Lions have been found butchered for their bones after falling victim to a mass poisoning in Limpopo Park, in Mozambique. The Limpopo Park is adjacent to South #Africa's famous Kruger National Park and forms part of the massive transfrontier wilderness area dubbed the Great Limpopo Transfrontier Park. The dead lions are a blow to the park as Peace Parks explained on their Website that one of the top priorities was to focus on "sharing the benefits of Great Limpopo with those living in the surrounding area." Despite the management board implementing a strategy to encourage livelihood diversification with local residents, it seems the Asian demand for #Lion bones continues to motivate poachers to target lions. 

Lions and vultures used for traditional medicines

As efforts are currently being made to address the poisoning of elephants, lions and vultures in the area, the deliberate mass killings are disheartening. The poison also killed #Animals that poachers for the commercial wildlife trade seem to have no use for. The dead warthogs, nyala and impala were left to rot, along with fish eagles and kites. The dead which were targeted for their commercial value were two lions and 22 vultures. The lions were dismembered for their bones, while the vultures had their heads removed. The vulture heads are used in traditional medicine treatments in Southern Africa. Tim Snow, CEO & Founder of Wildlife Poisoning Prevention and Conflict Resolution, said in a Facebook post  that vultures in Africa "are in trouble," as they are often victims of random posioning. The fact that vultures can be early indicators of poaching activity means that the hunters will not hesitiate to destroy the birds.

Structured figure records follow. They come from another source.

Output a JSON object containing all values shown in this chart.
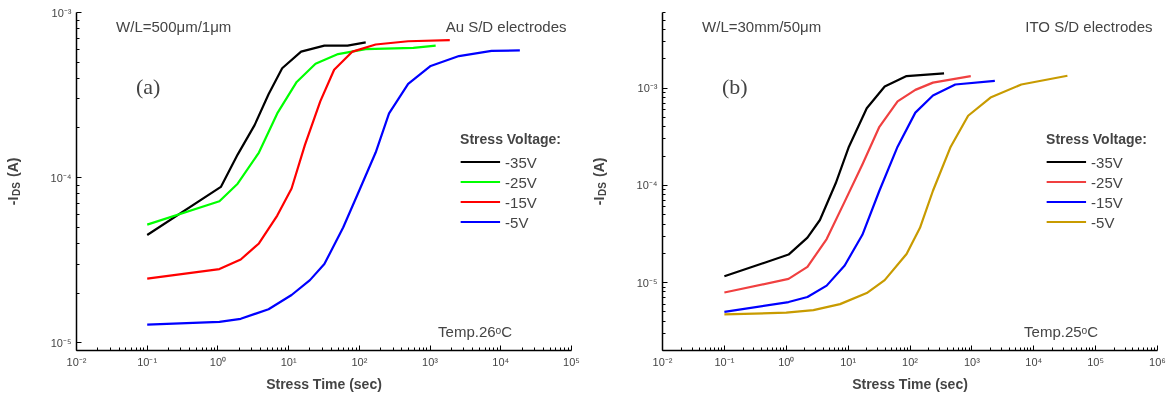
{
  "chart_data": [
    {
      "type": "line",
      "xlabel": "Stress Time (sec)",
      "ylabel": "-I$_{DS}$ (A)",
      "log": "xy",
      "legend": "right",
      "legend_title": "Stress Voltage:",
      "grid": false,
      "marker": "none",
      "line_style": "solid",
      "annotations": [
        "W/L=500μm/1μm",
        "Au S/D electrodes",
        "(a)",
        "Temp.26ᵒC"
      ],
      "xlim": [
        0.01,
        100000
      ],
      "ylim": [
        9e-06,
        0.001
      ],
      "xticks": [
        {
          "value": 0.01,
          "label": "10⁻²"
        },
        {
          "value": 0.1,
          "label": "10⁻¹"
        },
        {
          "value": 1,
          "label": "10⁰"
        },
        {
          "value": 10,
          "label": "10¹"
        },
        {
          "value": 100,
          "label": "10²"
        },
        {
          "value": 1000,
          "label": "10³"
        },
        {
          "value": 10000,
          "label": "10⁴"
        },
        {
          "value": 100000,
          "label": "10⁵"
        }
      ],
      "yticks": [
        {
          "value": 1e-05,
          "label": "10⁻⁵"
        },
        {
          "value": 0.0001,
          "label": "10⁻⁴"
        },
        {
          "value": 0.001,
          "label": "10⁻³"
        }
      ],
      "series": [
        {
          "name": "-35V",
          "color": "#000000",
          "x": [
            0.1,
            1.1,
            1.9,
            3.3,
            5.2,
            8.1,
            15,
            32,
            68,
            123
          ],
          "values": [
            4.5e-05,
            8.8e-05,
            0.000138,
            0.000208,
            0.00032,
            0.00046,
            0.00058,
            0.00063,
            0.00063,
            0.00066
          ]
        },
        {
          "name": "-25V",
          "color": "#00ff00",
          "x": [
            0.1,
            1.05,
            1.9,
            3.8,
            6.9,
            13,
            24,
            50,
            123,
            580,
            1200
          ],
          "values": [
            5.2e-05,
            7.2e-05,
            9.2e-05,
            0.000142,
            0.000245,
            0.00038,
            0.00049,
            0.00056,
            0.0006,
            0.00061,
            0.00063
          ]
        },
        {
          "name": "-15V",
          "color": "#ff0000",
          "x": [
            0.1,
            1.05,
            2.1,
            3.8,
            6.9,
            11,
            17,
            28,
            44,
            80,
            170,
            490,
            1900
          ],
          "values": [
            2.45e-05,
            2.8e-05,
            3.2e-05,
            4e-05,
            5.9e-05,
            8.6e-05,
            0.000158,
            0.00029,
            0.00045,
            0.00058,
            0.00064,
            0.00067,
            0.00068
          ]
        },
        {
          "name": "-5V",
          "color": "#0000ff",
          "x": [
            0.1,
            1.05,
            2.1,
            5.2,
            11,
            20,
            32,
            59,
            100,
            170,
            263,
            490,
            1020,
            2560,
            7400,
            18600
          ],
          "values": [
            1.29e-05,
            1.34e-05,
            1.4e-05,
            1.6e-05,
            1.95e-05,
            2.4e-05,
            3e-05,
            5e-05,
            8.4e-05,
            0.000142,
            0.000245,
            0.00037,
            0.000475,
            0.000545,
            0.000586,
            0.00059
          ]
        }
      ]
    },
    {
      "type": "line",
      "xlabel": "Stress Time (sec)",
      "ylabel": "-I$_{DS}$ (A)",
      "log": "xy",
      "legend": "right",
      "legend_title": "Stress Voltage:",
      "grid": false,
      "marker": "none",
      "line_style": "solid",
      "annotations": [
        "W/L=30mm/50μm",
        "ITO S/D electrodes",
        "(b)",
        "Temp.25ᵒC"
      ],
      "xlim": [
        0.01,
        1000000
      ],
      "ylim": [
        2e-06,
        0.006
      ],
      "xticks": [
        {
          "value": 0.01,
          "label": "10⁻²"
        },
        {
          "value": 0.1,
          "label": "10⁻¹"
        },
        {
          "value": 1,
          "label": "10⁰"
        },
        {
          "value": 10,
          "label": "10¹"
        },
        {
          "value": 100,
          "label": "10²"
        },
        {
          "value": 1000,
          "label": "10³"
        },
        {
          "value": 10000,
          "label": "10⁴"
        },
        {
          "value": 100000,
          "label": "10⁵"
        },
        {
          "value": 1000000,
          "label": "10⁶"
        }
      ],
      "yticks": [
        {
          "value": 1e-05,
          "label": "10⁻⁵"
        },
        {
          "value": 0.0001,
          "label": "10⁻⁴"
        },
        {
          "value": 0.001,
          "label": "10⁻³"
        }
      ],
      "series": [
        {
          "name": "-35V",
          "color": "#000000",
          "x": [
            0.1,
            1.09,
            2.2,
            3.5,
            6.3,
            10.3,
            20,
            39,
            88,
            355
          ],
          "values": [
            1.16e-05,
            1.94e-05,
            2.9e-05,
            4.4e-05,
            0.000105,
            0.00025,
            0.00062,
            0.00104,
            0.00133,
            0.00142
          ]
        },
        {
          "name": "-25V",
          "color": "#f04040",
          "x": [
            0.1,
            1.09,
            2.2,
            4.5,
            8.8,
            17,
            32,
            63,
            122,
            235,
            960
          ],
          "values": [
            7.9e-06,
            1.09e-05,
            1.45e-05,
            2.8e-05,
            6.8e-05,
            0.000164,
            0.0004,
            0.00073,
            0.00096,
            0.00114,
            0.00133
          ]
        },
        {
          "name": "-15V",
          "color": "#0000ff",
          "x": [
            0.1,
            1.09,
            2.2,
            4.5,
            8.8,
            17,
            32,
            63,
            122,
            235,
            540,
            2350
          ],
          "values": [
            5e-06,
            6.3e-06,
            7.1e-06,
            9.3e-06,
            1.5e-05,
            3.1e-05,
            8.8e-05,
            0.00025,
            0.00056,
            0.00084,
            0.00109,
            0.00119
          ]
        },
        {
          "name": "-5V",
          "color": "#c89b00",
          "x": [
            0.1,
            1,
            2.75,
            7.4,
            20,
            39,
            88,
            145,
            235,
            455,
            870,
            2000,
            6300,
            35000
          ],
          "values": [
            4.7e-06,
            4.9e-06,
            5.2e-06,
            6e-06,
            7.8e-06,
            1.06e-05,
            1.97e-05,
            3.66e-05,
            8.8e-05,
            0.00025,
            0.00052,
            0.0008,
            0.00109,
            0.00134
          ]
        }
      ]
    }
  ]
}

The failure of CITES for protect lions

Don Pinnock, a leading conservation journalist wrote in his article for Earth Touch that the President for the Born free Foundation called the incident a "sad day." This is more so as the recent CITES convention in South Africa failed to upgrade lions from Appendix II, and allowed the trade of captive lion bones. There is no way to distinguish between wild poached lion bones and lion bones that come from canned hunting outfits.

Brazen lion poachers

At 37 572km² the total area of the transfrontier Park, which includes conserved land in Zimbabwe, amounts to nearly the size of the Netherlands, and thanks to grants from Germany, the Mozambique Park has seen anti-poaching units operating and improvements to fencing and infrastructure. It is almost impossible to police the entire area, but the brazen attitude of the poachers is illustrated by the fact that the animals were poisoned and butchered a mere two kilometres away from the Machampane tourist camp.

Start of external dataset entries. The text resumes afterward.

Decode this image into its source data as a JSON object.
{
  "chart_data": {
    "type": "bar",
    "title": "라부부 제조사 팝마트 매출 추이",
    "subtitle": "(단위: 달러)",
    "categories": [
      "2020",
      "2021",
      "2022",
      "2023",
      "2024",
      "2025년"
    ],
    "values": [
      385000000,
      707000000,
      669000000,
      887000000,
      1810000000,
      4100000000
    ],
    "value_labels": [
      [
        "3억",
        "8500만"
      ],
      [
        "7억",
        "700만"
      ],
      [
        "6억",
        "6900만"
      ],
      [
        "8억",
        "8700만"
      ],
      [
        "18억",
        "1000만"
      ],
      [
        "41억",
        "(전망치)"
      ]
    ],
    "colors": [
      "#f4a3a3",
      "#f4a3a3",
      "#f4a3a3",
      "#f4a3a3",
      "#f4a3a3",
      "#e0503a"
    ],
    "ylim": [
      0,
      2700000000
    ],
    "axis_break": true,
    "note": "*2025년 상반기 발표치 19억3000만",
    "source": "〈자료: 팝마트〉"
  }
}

Increasing lion bones demand

According to Africa Geographic, the first reported news of lions killed specifically to supply the Asian demand for lion bones was in 2009. They were identified as being used as an alternative to tiger bones in South East Asia. The slaughter of lions for their bones has increased since then, and Speak Up For The Voiceless, an international animal rescue foundation explains that this is because the tigers have been hunted almost to extinction in Asian countries where there is a high demand for bone wine. Big cat bone wine is said to cure "impotency, loss of sex drive, headaches, migraine, cancer,...diabetes and arthritis."

Lion bones cure nothing, but as the world is very aware, the insatiable appetite in Asia for wild animal parts in traditional medicine, and as status symbols, have driven the rhino to the brink of extinction and is endangering Africa’s elephant herds. Now they are providing a market for lion bones, the slaughter of Africa's wildlife is accelerating.